A couple months ago my cousin, Dan, one of the smartest pastors I know (and I know A LOT of pastors) was talking to me about the one we love's (Jesus') greatest gift. A friend of mine was going through a tough grieving process and I was explaining to Dan how there was nothing I could do but sit with her. I felt so powerless to help her through one of her most life-shaking experiences. He immediately responded by explaining the gift of Jesus being 'incarnate' or in the flesh.

"He chose not to fix us, Ang." the words slipped out easily enough but, hit the ground floor of my soul. "He chose to join us."

He explained that the one we love (Jesus) came down and dwelt among us joining us in our suffering and in our joy. Joining us before our big decisions and after. Joining us both at weddings and at funerals. The most powerful thing I could do for my friend in that moment wasn't to fix her. No matter how many times I sang the Coldplay song. Nothing was going to 'fix' the pain that was tearing through her being in that moment. But one thing was going to comfort her, i could sit. i could hug her. i could just be there. be fully present. be incarnate.

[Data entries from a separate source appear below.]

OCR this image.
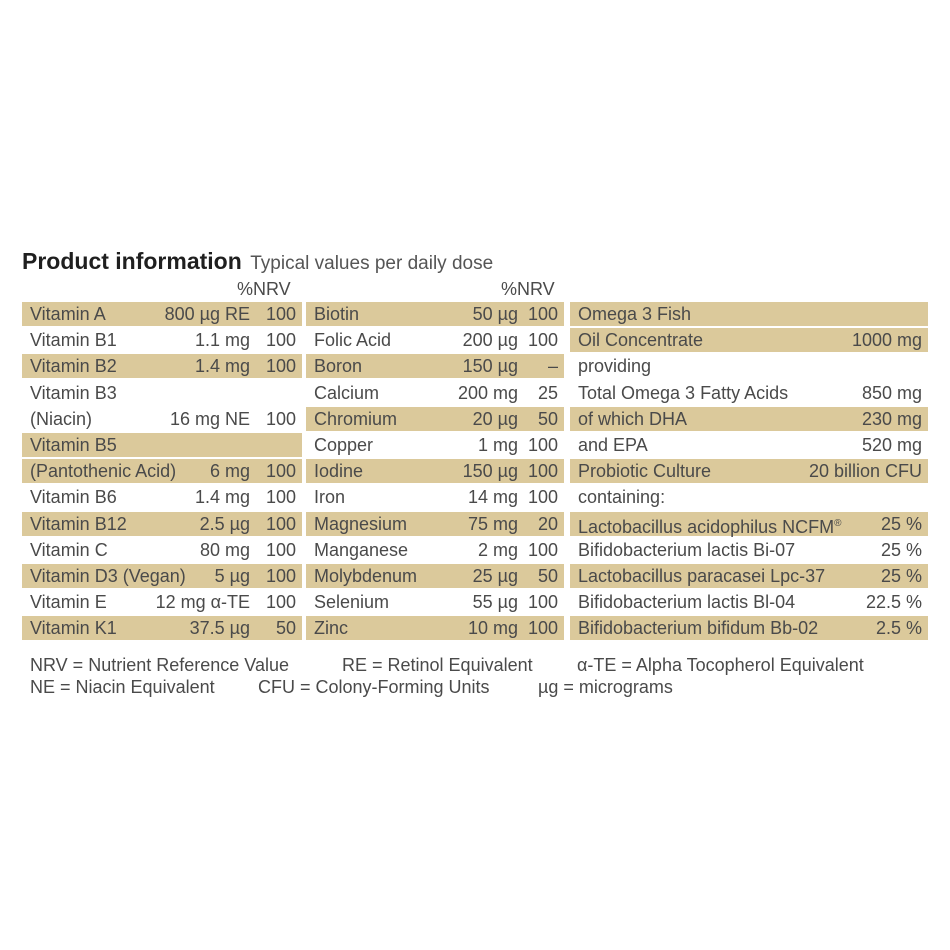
Product information Typical values per daily dose
%NRV	%NRV
Vitamin A	800 µg RE 100
Vitamin B1	1.1 mg 100
Vitamin B2	1.4 mg 100
Vitamin B3
(Niacin)	16 mg NE 100
Vitamin B5
(Pantothenic Acid) 6 mg 100
Vitamin B6	1.4 mg 100
Vitamin B12	2.5 µg 100
Vitamin C	80 mg 100
Vitamin D3 (Vegan) 5 µg 100
Vitamin E	12 mg α-TE 100
Vitamin K1	37.5 µg 50
Biotin	50 µg 100
Folic Acid	200 µg 100
Boron	150 µg –
Calcium	200 mg 25
Chromium	20 µg 50
Copper	1 mg 100
Iodine	150 µg 100
Iron	14 mg 100
Magnesium	75 mg 20
Manganese	2 mg 100
Molybdenum	25 µg 50
Selenium	55 µg 100
Zinc	10 mg 100
Omega 3 Fish
Oil Concentrate	1000 mg
providing
Total Omega 3 Fatty Acids	850 mg
of which DHA	230 mg
and EPA	520 mg
Probiotic Culture	20 billion CFU
containing:
Lactobacillus acidophilus NCFM® 25 %
Bifidobacterium lactis Bi-07	25 %
Lactobacillus paracasei Lpc-37	25 %
Bifidobacterium lactis Bl-04	22.5 %
Bifidobacterium bifidum Bb-02	2.5 %
NRV = Nutrient Reference Value	RE = Retinol Equivalent α-TE = Alpha Tocopherol Equivalent
NE = Niacin Equivalent CFU = Colony-Forming Units	µg = micrograms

So, for the first time in my life I don't have a job. You'd think that it would fill me with glee. You'd think that it would be like vacation. it's not.

I'm up early, job hunting, resume writing, calling, applying online, guessing, worrying, working. Making sure I am not taking advantage of the incredible kindness that my friends are extending. I have incredible faith combined with incredible panic. Then I remember that the one we love called me out of an incredibly busy life to slow down and be with Him. To write about Him, to learn incredible things about Him so that I could reveal His nature to a whole set of people who would otherwise never know. He's called me out to slow me down and I'm speeding up.

In Genesis the one we love created a place for man to just 'be' with Him. That was the entirety of his original plan. In the same way the Cross created a place for us to just 'be' with him. And that has to be my imperative. Everything else is ultimately proven foolish. I have to get back to the garden.

So today I decided that I am going to change my filter. I am now on an incarnate journey. A process of learning to live fully present with the one we love and the ones HE loves. I am going to be incarnate. I am going to join others, not race others. I am going to love others. Give Life. Worry less. Learn. Explore. Grow. be on an incarnate journey.